SECURITY.NNOV: file locking and security

2001-12-05T00:00:00
ID SECURITYVULNS:DOC:2247
Type securityvulns
Reporter Securityvulns
Modified 2001-12-05T00:00:00

Description

Hello bugtraq,

Topic : File locking and security Author : 3APA3A <3APA3A@security.nnov.ru> Affected software : Windows NT 4.0, Windows 2000 and may be another systems Exploitable : Yes Remotely exploitable : No Category : Design flow

Background:

Application can lock the file after file description is open by application (or in open() call itself). Usually there are 2 modes for locking - SHARE and EXCLUSIVE locks. Only one application can put EXCLUSIVE lock on file. If file is locked exclusively no lock can be put on file by another process (we will not consider a case of parent/child processes). The main problem of file locking is this mechanism (at least on tested systems - *BSD, Windows NT, Linux) doesn't check any file permission or the mode the file is open before locking. It makes it possible for application with read-only access to the file to lock it exclusively.

The way file locks interfere with file access depends on OS. There are 2 possible situations: moderate and non-moderate file locks. *BSD and linux use non-moderate locking, while Windows NT locking is moderate. What does it mean? Under Unix file locking is only checked then another application tries to lock the file. If application doesn't use file locking it will not be affected by file locking. Under Windows things are different. If one application exclusively locks the file another application can't access this file even if it doesn't tries to lock the file. It should be treated as a design flow, because insecure in nature mechanism of file locking interacts with secure mechanism of file access.

Resume:

Security aware application should correctly process the situation of locked file. Application should not rely on ability to lock (or in case of Windows on ability to access) publicly readable files.

Problem:

Many security-critical mechanism under Windows (I am not aware about Unix ones, but it doesn't mean that only Windows is affected) can be DoS'ed by file locking.

Details:

For unprivileged user

  1. It's possible to stop security policies by locking security policies files on domain controllers
  2. It's possible to lock screensaver file to prevent workstation to be locked by another user
  3. It's possible to deny access to administrative utilities and/or batch jobs from running by administrator or system
  4. It's possible to deny another user's logon in many ways
  5. It's possible to deny access to shared programs, documents, etc... ...

Workaround:

It's not a bug to be patched. You can always find a user who locked a file.

Vendor:

Microsoft was contacted on September, 7 2001. Last reply on this issue was on October, 13.

-=-=- "Microsoft Security Response Center" <secure@microsoft.com> -=-=-

Wanted to get together and let you know what we've found out and the plan moving forward.
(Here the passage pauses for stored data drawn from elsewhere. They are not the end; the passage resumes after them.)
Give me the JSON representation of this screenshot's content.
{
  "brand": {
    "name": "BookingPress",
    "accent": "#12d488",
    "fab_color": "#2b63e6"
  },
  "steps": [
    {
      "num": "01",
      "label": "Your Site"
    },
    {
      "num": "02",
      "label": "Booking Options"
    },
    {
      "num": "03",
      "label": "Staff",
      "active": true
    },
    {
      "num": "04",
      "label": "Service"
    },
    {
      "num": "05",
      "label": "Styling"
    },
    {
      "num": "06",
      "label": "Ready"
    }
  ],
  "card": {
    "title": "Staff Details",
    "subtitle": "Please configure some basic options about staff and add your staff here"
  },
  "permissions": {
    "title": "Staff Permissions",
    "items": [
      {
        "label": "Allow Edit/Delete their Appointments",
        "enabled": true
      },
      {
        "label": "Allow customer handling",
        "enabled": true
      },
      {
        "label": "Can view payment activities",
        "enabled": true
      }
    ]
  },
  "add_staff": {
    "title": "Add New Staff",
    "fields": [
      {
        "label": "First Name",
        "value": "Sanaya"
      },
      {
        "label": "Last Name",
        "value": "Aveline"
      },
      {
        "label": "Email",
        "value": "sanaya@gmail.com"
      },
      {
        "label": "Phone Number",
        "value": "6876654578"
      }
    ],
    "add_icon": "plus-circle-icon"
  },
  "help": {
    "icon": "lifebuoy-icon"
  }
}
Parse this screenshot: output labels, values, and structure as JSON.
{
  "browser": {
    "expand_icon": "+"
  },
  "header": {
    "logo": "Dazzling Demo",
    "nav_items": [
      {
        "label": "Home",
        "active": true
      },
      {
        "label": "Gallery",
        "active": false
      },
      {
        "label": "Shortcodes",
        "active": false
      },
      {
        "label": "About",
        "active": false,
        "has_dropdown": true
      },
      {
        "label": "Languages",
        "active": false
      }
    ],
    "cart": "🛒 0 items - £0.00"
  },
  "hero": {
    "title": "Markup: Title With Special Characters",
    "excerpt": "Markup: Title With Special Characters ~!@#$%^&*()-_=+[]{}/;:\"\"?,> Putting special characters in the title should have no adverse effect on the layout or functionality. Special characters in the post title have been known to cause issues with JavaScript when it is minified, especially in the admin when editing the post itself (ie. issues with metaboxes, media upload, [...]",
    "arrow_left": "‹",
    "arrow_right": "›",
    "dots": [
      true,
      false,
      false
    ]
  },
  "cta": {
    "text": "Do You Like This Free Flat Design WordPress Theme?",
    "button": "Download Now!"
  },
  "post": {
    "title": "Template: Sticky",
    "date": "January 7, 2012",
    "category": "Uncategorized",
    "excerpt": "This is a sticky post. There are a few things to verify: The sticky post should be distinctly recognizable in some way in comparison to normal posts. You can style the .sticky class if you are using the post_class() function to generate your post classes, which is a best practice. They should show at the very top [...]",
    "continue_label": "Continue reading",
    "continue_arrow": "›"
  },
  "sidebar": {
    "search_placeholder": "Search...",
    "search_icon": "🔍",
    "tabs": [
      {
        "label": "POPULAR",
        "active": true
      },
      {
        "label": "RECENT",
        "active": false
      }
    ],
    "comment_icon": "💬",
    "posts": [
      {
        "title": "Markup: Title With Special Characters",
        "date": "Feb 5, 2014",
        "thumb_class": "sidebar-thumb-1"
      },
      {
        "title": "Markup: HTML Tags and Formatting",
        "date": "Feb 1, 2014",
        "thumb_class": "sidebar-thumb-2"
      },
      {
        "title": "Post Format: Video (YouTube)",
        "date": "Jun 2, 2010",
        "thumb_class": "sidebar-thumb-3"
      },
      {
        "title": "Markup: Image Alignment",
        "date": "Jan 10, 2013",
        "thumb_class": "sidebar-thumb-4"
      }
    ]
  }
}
You're right that it's possible for someone to block group policy by locking a file. We've considered quite a few different options for preventing someone from putting a lock on the file, but so far all of them would require fairly massive changes to the system architecture, and we're very leery of making such drastic changes via a patch.

I'd like to propose a different solution, and see what your reaction would be. We currently have an auditing event that occurs when group policy fails to be applied for any reason. The description of the error isn't as clear as it could be, and we'd propose making the error message much more descriptive and useful to the administrator. Also, we'd propose that anytime group policy can't be applied, a pop-up would appear on the client machine, describing the problem and instructing the user to contact the system administrator. Clearly, if an attacker saw the error message, he wouldn't call the administrator -- but one of the other users on the system would. The administrator could then check the error log, find out who had locked the file, and take appropriate action against them.

-=-=-=-=-=-=-=-=-

Of cause, it's "security through obscurity", but I believe that's best that can be done in this situation.